The States of Ohio and Wisconsin bail out the California High Speed Rail Authority

Editorial by Noel T. Braymer

The decisions by the newly elected Governors of Ohio and Wisconsin to pull their states out of the High Speed Rail Stimulus funding program have led to the recent announcement of 624 million dollars of that money will be redirected to California. This was on top of 715 million the state was recently awarded for HSR construction in the San Joaquin Valley which brought to 3 billion dollars the state had received from the Federal Government. The CAHSRA had seemingly out of the blue announced plans just after Thanksgivings to spend 4.3 billion dollars for 65 miles of the first leg of HSR construction between Corcoran and Borden with Fresno in the middle. Eleven out of the 65 miles will be needed to connect this new trackage to the BNSF north of Fresno allowing the trackage to be usable by other trains. Called by many the train to nowhere this segment had limited utility and the fact it was only in one congressional district didn’t go over well with other elected officials. This additional 624 million which will be matched with Prop 1A bond money will now bring the total available for construction to $5.5 billion. This should be enough to extend the new tracks almost 55 miles from Corcoran to near Bakersfield for a total of 120 miles making this a more viable project.
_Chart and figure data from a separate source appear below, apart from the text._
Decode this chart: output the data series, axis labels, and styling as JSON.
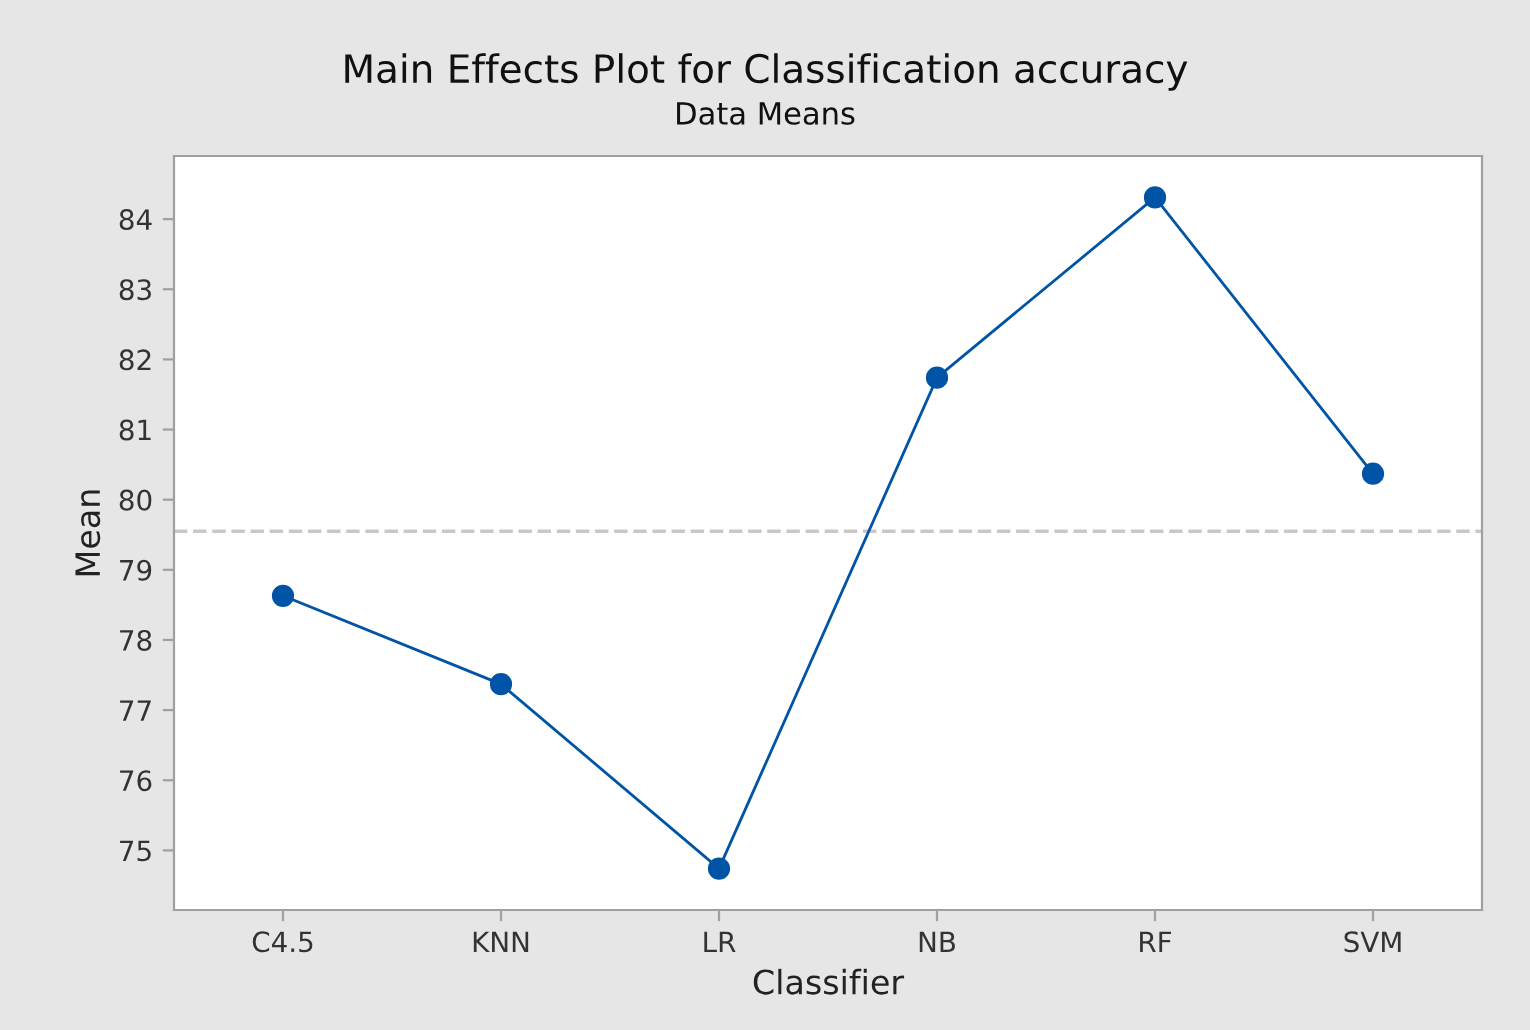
{
  "chart_data": {
    "type": "line",
    "title": "Main Effects Plot for Classification accuracy",
    "subtitle": "Data Means",
    "xlabel": "Classifier",
    "ylabel": "Mean",
    "categories": [
      "C4.5",
      "KNN",
      "LR",
      "NB",
      "RF",
      "SVM"
    ],
    "series": [
      {
        "color": "#0054a6",
        "values": [
          78.63,
          77.37,
          74.74,
          81.74,
          84.31,
          80.37
        ]
      }
    ],
    "ylim": [
      74.15,
      84.9
    ],
    "yticks": [
      75,
      76,
      77,
      78,
      79,
      80,
      81,
      82,
      83,
      84
    ],
    "ref_lines": [
      {
        "axis": "y",
        "value": 79.55,
        "color": "#c8c8c8",
        "line_style": "dashed"
      }
    ],
    "marker": "circle",
    "line_style": "solid",
    "grid": false,
    "legend": false
  }
}
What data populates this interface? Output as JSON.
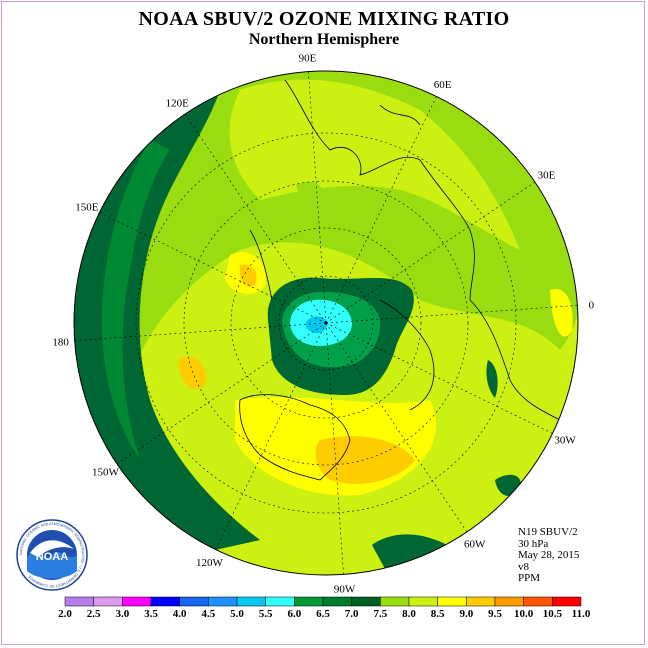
{
  "header": {
    "title": "NOAA SBUV/2 OZONE MIXING RATIO",
    "subtitle": "Northern Hemisphere"
  },
  "longitude_labels": [
    "90E",
    "60E",
    "30E",
    "0",
    "30W",
    "60W",
    "90W",
    "120W",
    "150W",
    "180",
    "150E",
    "120E"
  ],
  "info": {
    "instrument": "N19 SBUV/2",
    "level": "30 hPa",
    "date": "May 28, 2015",
    "version": "v8",
    "units": "PPM"
  },
  "colorbar": {
    "ticks": [
      "2.0",
      "2.5",
      "3.0",
      "3.5",
      "4.0",
      "4.5",
      "5.0",
      "5.5",
      "6.0",
      "6.5",
      "7.0",
      "7.5",
      "8.0",
      "8.5",
      "9.0",
      "9.5",
      "10.0",
      "10.5",
      "11.0"
    ],
    "colors": [
      "#b57ee8",
      "#dd99ee",
      "#ff00ff",
      "#0000ff",
      "#1a66ee",
      "#1e90ff",
      "#00c8f0",
      "#33ffff",
      "#009933",
      "#007a2e",
      "#005f22",
      "#99dd11",
      "#ccf011",
      "#ffff00",
      "#ffcc00",
      "#ff9900",
      "#ff5500",
      "#ff0000",
      "#996633"
    ]
  },
  "palette": {
    "ocean_level": "#ccf011",
    "dark_green": "#006633",
    "cyan": "#33ffff"
  },
  "logo": {
    "text": "NOAA",
    "ring_text": "NATIONAL OCEANIC AND ATMOSPHERIC ADMINISTRATION · U.S. DEPARTMENT OF COMMERCE"
  }
}
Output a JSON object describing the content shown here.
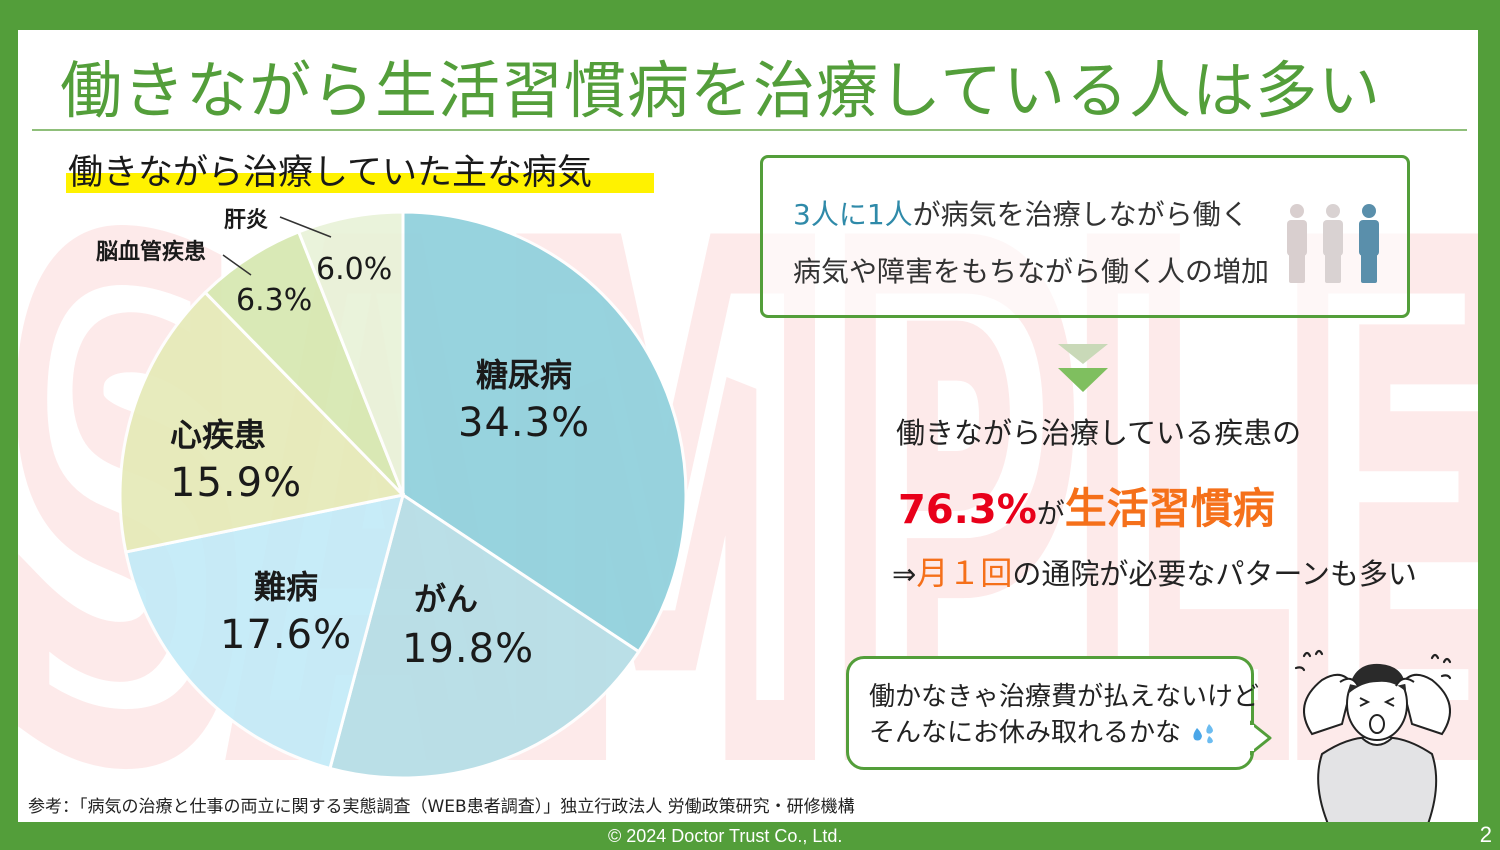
{
  "slide": {
    "title": "働きながら生活習慣病を治療している人は多い",
    "chart_heading": "働きながら治療していた主な病気",
    "watermark": "SAMPLE",
    "colors": {
      "brand_green": "#539e3a",
      "highlight_yellow": "#fff200",
      "accent_blue": "#2f8aa9",
      "accent_red": "#e8001a",
      "accent_orange": "#f5701a"
    }
  },
  "chart_data": {
    "type": "pie",
    "title": "働きながら治療していた主な病気",
    "start_angle": "12 o'clock",
    "direction": "clockwise",
    "categories": [
      "糖尿病",
      "がん",
      "難病",
      "心疾患",
      "脳血管疾患",
      "肝炎"
    ],
    "values": [
      34.3,
      19.8,
      17.6,
      15.9,
      6.3,
      6.0
    ],
    "labels": [
      "34.3%",
      "19.8%",
      "17.6%",
      "15.9%",
      "6.3%",
      "6.0%"
    ],
    "colors": [
      "#8fd0dc",
      "#b5dde6",
      "#c3ebf8",
      "#e6eab8",
      "#d6e8b0",
      "#e9f2d8"
    ],
    "legend": "none (direct labels)"
  },
  "info_box": {
    "line1_highlight": "3人に1人",
    "line1_rest": "が病気を治療しながら働く",
    "line2": "病気や障害をもちながら働く人の増加",
    "icon": "people-icon"
  },
  "stat": {
    "line1": "働きながら治療している疾患の",
    "pct": "76.3%",
    "connector": "が",
    "emphasis": "生活習慣病",
    "line3_prefix": "⇒",
    "line3_highlight": "月１回",
    "line3_rest": "の通院が必要なパターンも多い"
  },
  "speech_bubble": {
    "line1": "働かなきゃ治療費が払えないけど",
    "line2": "そんなにお休み取れるかな",
    "icon": "sweat-drops-icon"
  },
  "source": "参考：「病気の治療と仕事の両立に関する実態調査（WEB患者調査）」独立行政法人 労働政策研究・研修機構",
  "footer": {
    "copyright": "© 2024 Doctor Trust Co., Ltd.",
    "page_number": "2"
  }
}
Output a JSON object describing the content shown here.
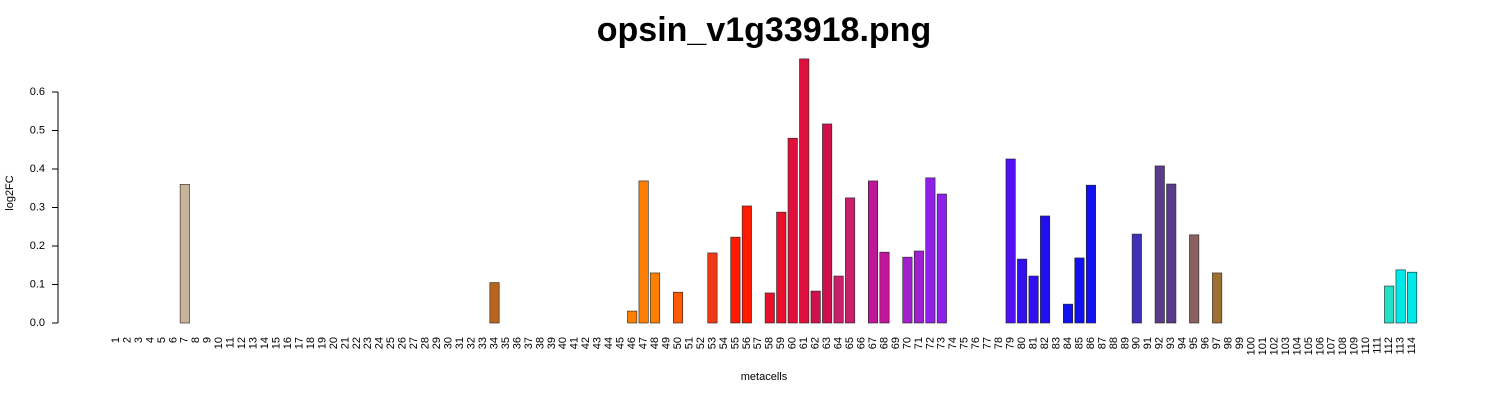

This new construction will be for new track work only. There is no money for electrification, HSR trainsets or car maintenance yards. The only train service that will be able to use it will be rerouted San Joaquin Trains in the immediate future.  The plan is to build a new alignment in Fresno near the UP tracks on the west side of Fresno for the construction of 12 miles of elevated viaduct over city streets of Fresno. This will also include a new downtown station in Fresno. If the San Joaquin trains are rerouted on this new trackage, then new stations will also be needed to replace the stations at Wasco, Hanford and Madera. This plan requires that a connection be built at Borden to the BNSF mainline so the San Joaquin trains can continue to Merced and beyond. The current top possible speed for the San Joaquins is around 105 miles per hour. The times saving between 65 miles of HSR track versus 120 miles will be noticeable.
About the time the CAHSRA was granted more money the report of the California High-Speed Rail Peer Review Group was released. This group of transportation experts led by former Caltrans chef and current CEO of the Orange County Transportation Authority Will Kempton is part of the Prop 1A measure to insure oversight of this very expensive project. This report found several weaknesses with the current management of the HSR project. These included inadequate staffing for such a large project, lack of a clear business model, questions about ridership and revenue projections, lack of a clear financial plan and a 30 billion dollar gap between available funding and projected costs for this project. From the report “There is an air of unreality about a plan that includes $17 to $19 billion in ‘free’ federal funding from programs that do not yet exist.” {Emphasis added}

What could be done to best use these 120 miles of new high speed railroad? The best near term option will be to upgrade the San Joaquin Train for faster service and extending it to Southern California. Talgo for example has a tilt train that is faster around curves, can go faster than 110 and meets FRA specifications allowing them to also run on mainline railroads. If the state and Amtrak were able to get some of these  or similar equipment then running times could be decreased even more. With Positive Train Control it will be possible to raise the top speed on much of the San Joaquin route to 90 miles per hour. We could do more to speed up the San Joaquin route by concentrating our efforts where we get the most times savings at the lowest cost rather than building an entire segment to HSR standards. An example of this is delaying some of the more expensive reroutes and building more, fast trackage. Plans to build a bypass around Hanford and building a replacement station could be put off and the money used instead to double track all the way into Bakersfield. High speed double tracking into Bakersfield will be more useful in the short term than bypassing Hanford.
To make the faster San Joaquin function better will require extending the trains south of Bakersfield to Palmdale. At Palmdale some San Joaquin trains could be extended to at least Los Angeles and other could connect with Metrolink. Some direct service between Los Angeles, Oakland and Sacramento would be possible. Additional Fresno to Palmdale service could be run with connections to Metrolink trains that could serve most of Southern California. If we concentrate our efforts to getting the construction between of HSR trackage between Bakersfield and Palmdale, we could have fast rail service between Southern and Northern California in 10 years or less even in the current political and economic conditions.